Although they utilize an oat milk base, the Ubermilks don’t call out that fact on the front label. Steltenpohl said he didn’t want consumers to assume the line was just another tag along chasing a trend.
But as brands seek to take advantage of the momentum Oatly helped create, none appear to be attempting to face the company head-on by working exclusively in oat milk. Rather it has proven popular as a line extension for existing companies to experiment with, whether it is an oat-focused company like Quaker Oats making a natural step or an outside innovation, such as the case of coffee maker Rise, which last year announced a new line of oat milk lattes. CEO Grant Gyesky told BevNET the company began producing its own oat milk for its latte line, and opted to begin selling it as a standalone product — boasting an organic and clean label approach to help it stand out on shelf. But from a business perspective the line is low-risk, Gyesky said. At best, it could become a significant expansion for the company; at worst it can be discontinued without damaging the core business.

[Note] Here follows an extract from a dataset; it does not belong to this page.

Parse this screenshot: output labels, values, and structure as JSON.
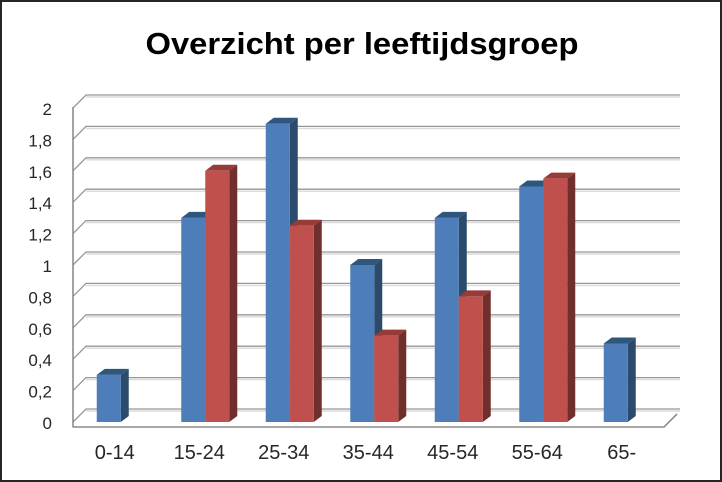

As more brands continue to roll out new oat milks, Steltenpohl said his main worry is that the industry could let a trend get ahead of quality.
“Oat milk opened the door but now the industry — and we like anybody else — need to know how to make it well and make it in abundance,” he said. “Underneath all of this is the impact of this show [Expo West] and the trends that are marched out of this, and how fast mainstream grocery and even mass pick up on the ideas that they see here. But they like to see good execution.”